I miss my camera. I only had it for a little under a year and I failed to give it a name.I should have. It deserved all that and more. It never left my side. Most of the time that we were together, my little Canon nestled comfortably in the palm of my left hand, resting and ready to go to work at a second's notice. I tend to think of my little friend as a "she" for some reason. Maybe that's because our relationship was intimate and we went everywhere together, inclusive of public restrooms. So, she's been out and about and she spent ten months sharing a life with me and that is why I sat right down on a bench, clutching her dead body, and I cried like a baby on a street in Chatham on that sad day. It was the day that I let my seven year old granddaughter take that one last picture......before she handed her to me and we dropped her to the flagstones below. She hit hard. I knew this was not going to be good and I felt worse about the fact that I was the only one of us whose life was about to take a turn. The mommy and the two girls did not seem to have remorse nor did they understand what had just happened or why I was so brokenhearted. She was so much more than a camera. She really, really was.

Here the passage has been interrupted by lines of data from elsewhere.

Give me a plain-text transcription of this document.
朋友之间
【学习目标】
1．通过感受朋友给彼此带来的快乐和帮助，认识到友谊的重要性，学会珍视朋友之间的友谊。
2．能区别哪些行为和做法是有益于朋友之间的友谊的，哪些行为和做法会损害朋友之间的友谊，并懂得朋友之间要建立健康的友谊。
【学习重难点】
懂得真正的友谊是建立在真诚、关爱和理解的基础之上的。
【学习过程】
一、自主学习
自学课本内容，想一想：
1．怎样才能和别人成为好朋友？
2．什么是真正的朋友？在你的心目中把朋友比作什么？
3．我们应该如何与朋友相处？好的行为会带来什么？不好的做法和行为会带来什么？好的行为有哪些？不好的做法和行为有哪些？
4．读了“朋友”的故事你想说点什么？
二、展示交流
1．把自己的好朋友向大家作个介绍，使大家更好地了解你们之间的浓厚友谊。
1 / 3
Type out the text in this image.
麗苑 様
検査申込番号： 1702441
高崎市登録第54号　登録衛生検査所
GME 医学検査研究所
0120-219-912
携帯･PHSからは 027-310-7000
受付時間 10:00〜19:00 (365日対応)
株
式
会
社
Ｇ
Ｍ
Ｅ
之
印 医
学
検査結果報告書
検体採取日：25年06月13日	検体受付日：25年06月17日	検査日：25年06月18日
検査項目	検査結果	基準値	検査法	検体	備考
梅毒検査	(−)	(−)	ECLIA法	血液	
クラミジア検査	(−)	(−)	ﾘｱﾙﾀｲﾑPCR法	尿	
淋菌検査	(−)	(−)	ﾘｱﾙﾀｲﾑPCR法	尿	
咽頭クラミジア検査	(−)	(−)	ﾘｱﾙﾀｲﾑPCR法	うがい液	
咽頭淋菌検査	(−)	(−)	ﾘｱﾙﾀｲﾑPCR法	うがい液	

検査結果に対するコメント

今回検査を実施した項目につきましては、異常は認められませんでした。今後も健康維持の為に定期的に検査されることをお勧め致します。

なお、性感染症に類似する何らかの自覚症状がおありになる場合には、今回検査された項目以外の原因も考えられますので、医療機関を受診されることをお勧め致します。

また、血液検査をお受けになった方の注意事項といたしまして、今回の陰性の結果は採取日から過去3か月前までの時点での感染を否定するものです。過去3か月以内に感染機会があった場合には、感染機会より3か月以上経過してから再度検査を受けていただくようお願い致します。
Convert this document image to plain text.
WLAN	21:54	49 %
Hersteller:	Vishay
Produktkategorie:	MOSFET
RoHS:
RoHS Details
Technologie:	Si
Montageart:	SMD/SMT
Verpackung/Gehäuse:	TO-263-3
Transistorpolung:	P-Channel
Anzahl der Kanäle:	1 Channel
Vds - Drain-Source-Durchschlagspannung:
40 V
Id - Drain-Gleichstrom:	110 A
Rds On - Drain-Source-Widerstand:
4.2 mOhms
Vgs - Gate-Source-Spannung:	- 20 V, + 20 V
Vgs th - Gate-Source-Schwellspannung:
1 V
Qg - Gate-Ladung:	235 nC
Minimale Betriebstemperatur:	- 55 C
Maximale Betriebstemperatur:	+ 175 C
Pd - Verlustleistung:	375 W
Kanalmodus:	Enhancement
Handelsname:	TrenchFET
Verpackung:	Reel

There are so many things I am not "good" at. Life on Cape Cod is a proving ground for that. This little stretch of land is a mecca for people who are really good at things, finding me constantly in the presence of those who wow me and others with their art, their music, writing and multi-talents. I'm always trying to become better at something but don't usually succeed. Nobody is more aware of the biggest of all my shortcomings, taking care of myself, than my daughter. That is precisely why she gifted me with my little Canon digital camera.. She knew I would never treat myself to a new camera as I was leaving for Italy last year and she wanted me to have this, a perfect one. Sara is a photographer. She's also an attorney. She chose the creative life over the law life and is happy with her choice. I'm sure she prefers seeing people through her own lens, their true selves revealed in ways that would demand so much more than the click of a shutter. Her memory of her subjects is sharp. The details of their personalities are preserved, their moods clearly sensed. If they are relaxed, the photo shows it. If they are tense or fatigued or in some way unwilling to be the subject, click.....there it is. No trials, no courtrooms.
My camera served me well. I became good at something. I became a better viewer, a really good observer of details, recorded with perfection. Together, we captured faces, places and tiny details. When I became overwhelmed with all I was seeing and feared that my memory would be lost, she came to my rescue. Click, click, a shot of an exquisite piece of architecture. Click, zoom, click and the rose window became mine to study later. We had a great time seeking out sights and recording them so that nothing would be forgotten. Her zoom lens made it possible to get in close and personal when we spotted an interesting face, the subject, never guessing that there was a portrait in the making. Signs, posted bus and train schedules in another language that boggled my mind, no problem. Because she fit so perfectly in my palm, my ineptness could easily go by un-noticed. Click, and they were saved for translation and review later, making me more astute the next day. She was always the smarter of the two of us and there is so much evidence to prove it. Why, there is even a photo of a sign which clearly said that the next train to arrive would be the one that was going in the opposite direction of the one my departing guest wanted to be on. Click. If only she could have said something more! I'm sure she died laughing about this one!
|Ahem......your train will be along in ten minutes....after the train to Foligno|
And I am sure she died. I even took her to my local camera shop, hoping that I would be getting a phone call telling me to come pick her up,that she was all fixed and ready to be held again. But no, that was not the call. She was not "worth" repairing. The shop owner apologized for not being able to help. Little did he know how stinging the reference to her worthlessness really was. But, I accepted the truth and by that time, my initial mourning period had come to an end and a replacement had been ordered, one I will pick up next week when I visit my son who placed the order and has gotten points on his BestBuy account. It was the least I could do to honor my departed friend. Her legacy to my one of my children.
It should be noted that I did not ask my daughter to order the new camera. She can get her own damned points!